Ms. Guiliano also provides a series of recipes for adapting to the “French Women” lifestyle, ranging from Dr. Miracle’s “Magical Leek Soup,” as you begin your transformation to eating like the French, to “Chocolate-Espresso Faux Souffles” for the more French-minded woman who can savor a few bites and leave the rest. All her recipes are refreshingly free of any trademarked ingredients, or sugar- or fat-free imposters.
Ms. Guiliano is confident that through slowly “recasting” and making minor adjustments American women can learn to think about what is good to eat instead of what we “can’t” have. Now an executive at Veuve Clicquot, Ms. Guiliano has tested her own methods at restaurants throughout New York, where she dines for business about 300 times a year.
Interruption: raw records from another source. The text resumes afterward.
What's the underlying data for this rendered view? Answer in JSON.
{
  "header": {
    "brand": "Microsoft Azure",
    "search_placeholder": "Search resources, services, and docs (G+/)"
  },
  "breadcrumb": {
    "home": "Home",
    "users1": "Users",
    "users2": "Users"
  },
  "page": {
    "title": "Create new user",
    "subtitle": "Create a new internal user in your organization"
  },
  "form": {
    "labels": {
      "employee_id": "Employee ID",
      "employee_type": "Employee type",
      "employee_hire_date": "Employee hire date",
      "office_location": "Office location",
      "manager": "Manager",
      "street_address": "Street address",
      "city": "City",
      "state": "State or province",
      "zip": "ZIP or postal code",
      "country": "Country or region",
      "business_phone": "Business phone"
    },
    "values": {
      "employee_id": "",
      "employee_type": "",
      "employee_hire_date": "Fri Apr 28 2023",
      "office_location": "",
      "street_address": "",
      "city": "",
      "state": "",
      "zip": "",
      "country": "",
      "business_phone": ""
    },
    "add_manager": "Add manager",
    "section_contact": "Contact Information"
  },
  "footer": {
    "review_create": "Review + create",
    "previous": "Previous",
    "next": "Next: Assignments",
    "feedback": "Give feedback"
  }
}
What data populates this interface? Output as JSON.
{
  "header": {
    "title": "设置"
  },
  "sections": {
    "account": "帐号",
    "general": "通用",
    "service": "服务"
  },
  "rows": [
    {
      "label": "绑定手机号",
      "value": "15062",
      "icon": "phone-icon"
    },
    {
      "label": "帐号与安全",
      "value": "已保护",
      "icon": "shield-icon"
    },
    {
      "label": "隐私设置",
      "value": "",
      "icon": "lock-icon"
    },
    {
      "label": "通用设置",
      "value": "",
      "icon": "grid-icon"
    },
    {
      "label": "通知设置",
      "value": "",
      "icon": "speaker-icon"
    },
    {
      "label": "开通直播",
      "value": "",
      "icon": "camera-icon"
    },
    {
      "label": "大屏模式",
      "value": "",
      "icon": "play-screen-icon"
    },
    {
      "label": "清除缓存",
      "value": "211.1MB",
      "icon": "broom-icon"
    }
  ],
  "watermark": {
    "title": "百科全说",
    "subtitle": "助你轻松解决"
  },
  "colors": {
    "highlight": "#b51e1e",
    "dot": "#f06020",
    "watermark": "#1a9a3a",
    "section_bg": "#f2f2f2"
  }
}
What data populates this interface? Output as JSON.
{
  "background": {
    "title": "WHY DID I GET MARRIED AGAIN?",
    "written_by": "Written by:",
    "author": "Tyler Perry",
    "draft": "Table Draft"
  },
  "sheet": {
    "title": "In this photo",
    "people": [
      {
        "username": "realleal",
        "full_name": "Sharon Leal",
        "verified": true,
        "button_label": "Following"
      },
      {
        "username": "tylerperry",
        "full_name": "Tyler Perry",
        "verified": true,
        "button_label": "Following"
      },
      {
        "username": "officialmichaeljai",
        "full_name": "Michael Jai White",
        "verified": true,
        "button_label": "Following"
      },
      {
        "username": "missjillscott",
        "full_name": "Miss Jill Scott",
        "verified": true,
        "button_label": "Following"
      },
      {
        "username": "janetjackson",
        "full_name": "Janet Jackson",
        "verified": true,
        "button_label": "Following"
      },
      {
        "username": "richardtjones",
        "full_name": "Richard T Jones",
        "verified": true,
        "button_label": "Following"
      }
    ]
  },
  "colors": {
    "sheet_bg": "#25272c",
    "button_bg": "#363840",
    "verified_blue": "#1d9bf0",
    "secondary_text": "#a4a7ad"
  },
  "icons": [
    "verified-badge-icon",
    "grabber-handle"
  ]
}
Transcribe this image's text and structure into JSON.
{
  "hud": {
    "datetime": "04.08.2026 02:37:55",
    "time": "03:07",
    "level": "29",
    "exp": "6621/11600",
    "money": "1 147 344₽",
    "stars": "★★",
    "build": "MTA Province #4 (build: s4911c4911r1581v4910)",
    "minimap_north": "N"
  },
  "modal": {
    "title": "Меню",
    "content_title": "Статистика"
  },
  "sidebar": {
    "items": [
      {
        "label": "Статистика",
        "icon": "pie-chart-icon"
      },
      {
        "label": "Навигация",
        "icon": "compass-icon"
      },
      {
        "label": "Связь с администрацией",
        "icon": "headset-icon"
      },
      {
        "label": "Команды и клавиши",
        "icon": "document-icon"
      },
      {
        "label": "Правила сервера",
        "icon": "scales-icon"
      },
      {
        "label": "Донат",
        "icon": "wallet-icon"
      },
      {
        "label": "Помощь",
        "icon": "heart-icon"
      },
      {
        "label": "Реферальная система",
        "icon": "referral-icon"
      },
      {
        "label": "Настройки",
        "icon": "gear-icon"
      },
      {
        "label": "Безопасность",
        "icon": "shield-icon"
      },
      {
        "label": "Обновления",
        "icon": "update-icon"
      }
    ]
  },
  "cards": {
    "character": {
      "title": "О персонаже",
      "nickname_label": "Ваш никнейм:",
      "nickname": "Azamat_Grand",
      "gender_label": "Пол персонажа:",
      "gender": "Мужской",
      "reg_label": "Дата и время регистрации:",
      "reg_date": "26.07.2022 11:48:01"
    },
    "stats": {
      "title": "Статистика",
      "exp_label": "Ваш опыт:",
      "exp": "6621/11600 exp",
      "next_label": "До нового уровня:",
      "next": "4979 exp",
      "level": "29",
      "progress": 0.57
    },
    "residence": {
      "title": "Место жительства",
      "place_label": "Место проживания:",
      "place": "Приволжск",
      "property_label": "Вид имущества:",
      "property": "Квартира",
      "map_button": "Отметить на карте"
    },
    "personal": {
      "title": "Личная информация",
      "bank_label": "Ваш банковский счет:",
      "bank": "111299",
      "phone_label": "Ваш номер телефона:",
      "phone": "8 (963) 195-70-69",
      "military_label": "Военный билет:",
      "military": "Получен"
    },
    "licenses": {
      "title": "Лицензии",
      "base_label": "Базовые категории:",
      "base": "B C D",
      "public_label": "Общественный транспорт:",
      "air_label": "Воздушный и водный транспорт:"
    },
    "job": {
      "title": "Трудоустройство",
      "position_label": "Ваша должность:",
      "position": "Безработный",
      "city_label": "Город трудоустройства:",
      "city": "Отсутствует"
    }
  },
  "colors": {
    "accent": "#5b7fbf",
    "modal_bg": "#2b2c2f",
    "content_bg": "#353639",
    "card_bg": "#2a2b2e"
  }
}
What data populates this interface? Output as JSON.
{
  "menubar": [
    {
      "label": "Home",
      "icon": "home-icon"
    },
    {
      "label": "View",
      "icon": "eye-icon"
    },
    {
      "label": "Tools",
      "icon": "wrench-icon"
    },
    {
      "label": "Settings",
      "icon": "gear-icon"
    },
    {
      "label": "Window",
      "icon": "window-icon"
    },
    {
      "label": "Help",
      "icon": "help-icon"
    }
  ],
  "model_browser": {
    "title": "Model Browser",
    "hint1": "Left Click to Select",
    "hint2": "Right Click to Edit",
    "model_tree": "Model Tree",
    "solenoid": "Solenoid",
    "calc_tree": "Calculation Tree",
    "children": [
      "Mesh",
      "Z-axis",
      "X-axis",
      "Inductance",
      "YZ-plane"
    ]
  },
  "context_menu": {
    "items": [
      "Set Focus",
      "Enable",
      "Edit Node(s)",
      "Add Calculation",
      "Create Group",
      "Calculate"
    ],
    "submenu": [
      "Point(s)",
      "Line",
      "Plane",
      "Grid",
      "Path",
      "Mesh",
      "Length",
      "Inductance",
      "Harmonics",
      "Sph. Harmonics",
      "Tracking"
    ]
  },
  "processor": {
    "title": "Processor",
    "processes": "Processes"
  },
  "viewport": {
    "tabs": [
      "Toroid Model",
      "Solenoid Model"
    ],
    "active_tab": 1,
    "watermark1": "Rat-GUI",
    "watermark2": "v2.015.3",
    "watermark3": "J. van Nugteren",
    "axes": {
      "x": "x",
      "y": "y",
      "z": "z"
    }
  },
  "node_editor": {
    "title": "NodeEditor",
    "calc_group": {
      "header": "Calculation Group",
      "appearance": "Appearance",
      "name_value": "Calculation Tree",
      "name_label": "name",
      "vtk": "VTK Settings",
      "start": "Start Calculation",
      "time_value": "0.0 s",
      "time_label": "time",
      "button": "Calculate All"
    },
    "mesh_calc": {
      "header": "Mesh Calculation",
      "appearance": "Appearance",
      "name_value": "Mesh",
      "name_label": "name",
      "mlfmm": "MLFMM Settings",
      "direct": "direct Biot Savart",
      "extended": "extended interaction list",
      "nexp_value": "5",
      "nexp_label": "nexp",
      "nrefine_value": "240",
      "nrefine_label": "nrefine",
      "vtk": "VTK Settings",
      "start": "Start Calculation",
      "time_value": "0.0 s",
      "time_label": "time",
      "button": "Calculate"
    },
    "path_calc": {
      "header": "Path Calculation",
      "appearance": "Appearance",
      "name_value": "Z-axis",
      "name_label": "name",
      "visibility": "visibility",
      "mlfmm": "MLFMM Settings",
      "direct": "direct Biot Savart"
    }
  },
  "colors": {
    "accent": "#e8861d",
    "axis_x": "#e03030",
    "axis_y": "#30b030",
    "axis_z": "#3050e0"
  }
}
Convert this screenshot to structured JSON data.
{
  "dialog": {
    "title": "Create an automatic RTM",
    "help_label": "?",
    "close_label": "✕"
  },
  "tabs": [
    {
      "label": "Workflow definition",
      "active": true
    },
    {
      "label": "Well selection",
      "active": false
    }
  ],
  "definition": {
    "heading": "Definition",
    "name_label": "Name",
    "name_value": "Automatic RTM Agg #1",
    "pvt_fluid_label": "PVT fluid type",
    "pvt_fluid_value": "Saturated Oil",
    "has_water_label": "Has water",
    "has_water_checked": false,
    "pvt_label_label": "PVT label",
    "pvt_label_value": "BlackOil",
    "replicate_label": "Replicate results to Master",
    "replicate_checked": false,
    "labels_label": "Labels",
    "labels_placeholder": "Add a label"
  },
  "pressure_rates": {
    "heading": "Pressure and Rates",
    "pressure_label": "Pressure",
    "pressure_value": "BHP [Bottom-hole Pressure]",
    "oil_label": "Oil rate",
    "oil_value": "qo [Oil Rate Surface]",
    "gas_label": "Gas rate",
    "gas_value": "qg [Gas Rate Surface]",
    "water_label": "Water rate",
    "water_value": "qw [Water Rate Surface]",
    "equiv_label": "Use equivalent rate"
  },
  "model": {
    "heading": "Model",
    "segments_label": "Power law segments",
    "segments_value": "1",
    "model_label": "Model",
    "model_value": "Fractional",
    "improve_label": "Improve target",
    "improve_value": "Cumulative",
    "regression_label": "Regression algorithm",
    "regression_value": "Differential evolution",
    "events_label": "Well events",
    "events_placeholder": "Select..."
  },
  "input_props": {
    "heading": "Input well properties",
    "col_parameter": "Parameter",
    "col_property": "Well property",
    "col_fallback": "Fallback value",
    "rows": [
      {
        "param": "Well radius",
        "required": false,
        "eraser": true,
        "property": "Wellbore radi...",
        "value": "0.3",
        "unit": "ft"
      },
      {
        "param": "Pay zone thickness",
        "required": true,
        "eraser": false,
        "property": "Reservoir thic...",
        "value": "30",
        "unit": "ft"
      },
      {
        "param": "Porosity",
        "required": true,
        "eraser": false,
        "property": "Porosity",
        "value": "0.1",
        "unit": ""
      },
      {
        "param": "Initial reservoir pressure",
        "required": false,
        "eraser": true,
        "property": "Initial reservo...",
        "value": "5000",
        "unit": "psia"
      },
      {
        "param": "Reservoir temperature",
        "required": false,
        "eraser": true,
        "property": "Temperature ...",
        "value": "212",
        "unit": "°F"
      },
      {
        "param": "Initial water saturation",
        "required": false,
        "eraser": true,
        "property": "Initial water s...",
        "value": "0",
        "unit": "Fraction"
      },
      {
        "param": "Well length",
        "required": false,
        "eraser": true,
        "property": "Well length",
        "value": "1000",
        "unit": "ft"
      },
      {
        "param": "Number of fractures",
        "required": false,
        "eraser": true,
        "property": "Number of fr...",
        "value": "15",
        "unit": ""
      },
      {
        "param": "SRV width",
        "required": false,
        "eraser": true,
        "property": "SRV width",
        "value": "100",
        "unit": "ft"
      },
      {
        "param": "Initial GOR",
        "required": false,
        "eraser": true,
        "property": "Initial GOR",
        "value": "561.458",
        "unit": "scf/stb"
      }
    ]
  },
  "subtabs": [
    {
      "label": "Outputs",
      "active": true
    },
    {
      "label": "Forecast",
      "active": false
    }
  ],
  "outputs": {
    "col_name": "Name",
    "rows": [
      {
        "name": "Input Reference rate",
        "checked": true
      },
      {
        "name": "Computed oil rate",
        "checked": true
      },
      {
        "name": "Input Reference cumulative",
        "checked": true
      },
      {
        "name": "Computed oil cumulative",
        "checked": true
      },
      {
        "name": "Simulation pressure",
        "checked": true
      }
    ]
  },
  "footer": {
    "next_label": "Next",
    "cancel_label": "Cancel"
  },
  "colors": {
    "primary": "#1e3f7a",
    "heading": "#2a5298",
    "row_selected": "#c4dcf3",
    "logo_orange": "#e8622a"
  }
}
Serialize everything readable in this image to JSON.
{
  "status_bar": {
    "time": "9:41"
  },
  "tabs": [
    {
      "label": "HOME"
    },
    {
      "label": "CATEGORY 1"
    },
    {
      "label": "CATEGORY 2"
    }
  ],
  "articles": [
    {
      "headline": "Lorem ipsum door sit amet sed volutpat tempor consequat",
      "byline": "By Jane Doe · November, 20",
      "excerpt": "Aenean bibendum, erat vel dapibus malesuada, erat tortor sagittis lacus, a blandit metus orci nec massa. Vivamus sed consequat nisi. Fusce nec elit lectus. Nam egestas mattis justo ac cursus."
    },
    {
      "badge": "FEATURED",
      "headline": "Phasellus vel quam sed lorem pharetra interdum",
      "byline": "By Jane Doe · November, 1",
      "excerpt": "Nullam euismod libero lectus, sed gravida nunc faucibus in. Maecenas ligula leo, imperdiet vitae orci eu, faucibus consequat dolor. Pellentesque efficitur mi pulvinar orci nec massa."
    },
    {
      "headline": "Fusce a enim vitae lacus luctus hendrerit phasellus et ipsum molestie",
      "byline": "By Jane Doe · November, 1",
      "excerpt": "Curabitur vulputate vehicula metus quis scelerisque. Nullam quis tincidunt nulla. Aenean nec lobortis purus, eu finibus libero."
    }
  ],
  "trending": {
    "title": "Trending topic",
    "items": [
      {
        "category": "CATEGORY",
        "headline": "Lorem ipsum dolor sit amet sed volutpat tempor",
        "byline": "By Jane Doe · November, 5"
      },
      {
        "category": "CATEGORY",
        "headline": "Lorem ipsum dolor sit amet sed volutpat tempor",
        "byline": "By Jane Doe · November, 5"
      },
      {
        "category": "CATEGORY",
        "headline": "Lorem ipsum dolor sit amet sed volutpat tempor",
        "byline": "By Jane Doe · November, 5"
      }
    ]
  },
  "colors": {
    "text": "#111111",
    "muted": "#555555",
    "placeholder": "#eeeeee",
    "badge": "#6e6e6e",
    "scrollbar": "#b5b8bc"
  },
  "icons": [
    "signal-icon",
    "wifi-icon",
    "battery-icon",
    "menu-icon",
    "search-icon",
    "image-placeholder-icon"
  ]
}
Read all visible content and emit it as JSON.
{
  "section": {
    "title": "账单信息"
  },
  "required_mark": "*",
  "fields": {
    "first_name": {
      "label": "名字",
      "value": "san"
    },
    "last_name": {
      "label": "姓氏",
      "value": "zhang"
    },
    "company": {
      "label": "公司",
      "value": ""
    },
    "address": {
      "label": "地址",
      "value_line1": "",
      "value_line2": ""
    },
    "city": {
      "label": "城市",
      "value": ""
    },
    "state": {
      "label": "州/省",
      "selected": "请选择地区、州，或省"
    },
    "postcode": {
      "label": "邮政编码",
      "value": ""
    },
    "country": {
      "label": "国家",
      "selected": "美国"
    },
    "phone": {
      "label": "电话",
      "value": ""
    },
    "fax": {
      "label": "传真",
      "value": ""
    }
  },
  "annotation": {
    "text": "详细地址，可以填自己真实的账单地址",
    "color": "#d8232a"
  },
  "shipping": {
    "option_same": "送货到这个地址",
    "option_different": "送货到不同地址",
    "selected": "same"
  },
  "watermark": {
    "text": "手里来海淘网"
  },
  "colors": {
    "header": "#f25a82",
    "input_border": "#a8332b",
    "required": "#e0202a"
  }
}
“French Women” is not a book for anyone looking for a radical transformation, or a January 1 starting gun. The book’s true strength is to remind the dieting public that there are no quick fixes and that eating truly should be a source of real pleasure. From her own stories to her case studies, her goal is to urge readers to tailor their lives to suit their own needs, pleasures, and metabolisms so that, “like a classic Chanel suit, they should last you forever with minor alterations over the years.”
Halibut en Papillote
From “French Women Don’t Get Fat”
Serves 4
2 teaspoons olive oil
4 fillets of halibut, about 4 ounces each
1/2 cup Champagne (Veuve Clicquot Yellow Label Brut recommended; white wine or vermouth can be substituted)
8 sprigs fresh thyme
8 thin lemon slices
8 sprigs parsley
2 teaspoons fennel seeds
Salt and freshly ground pepper
1. Cut 8 pieces of parchment paper (or aluminum foil) into squares large enough to cover each fish fillet and leave a 2-inch border all around. Lightly brush 4 squares of the paper with olive oil. Preheat the oven to 350 degrees.
2. Put each halibut fillet in the center of an oiled square and drizzle with Champagne. Add 2 sprigs of thyme, 2 lemon slices, 2 parsley sprigs, and 1/2 teaspoon fennel seeds to each piece of fish. Season with salt and pepper.
3. Place the remaining parchment squares on top of the fillets and fold up the edges to form packets. Simply double folding each of the four sides is enough to seal each packet. Put the papillotes on a baking sheet and bake in the preheated oven for 10 to 15 minutes.
4. Serve by setting each papillote on a plate. Let your guests open their packets and spoon the juices over the fish.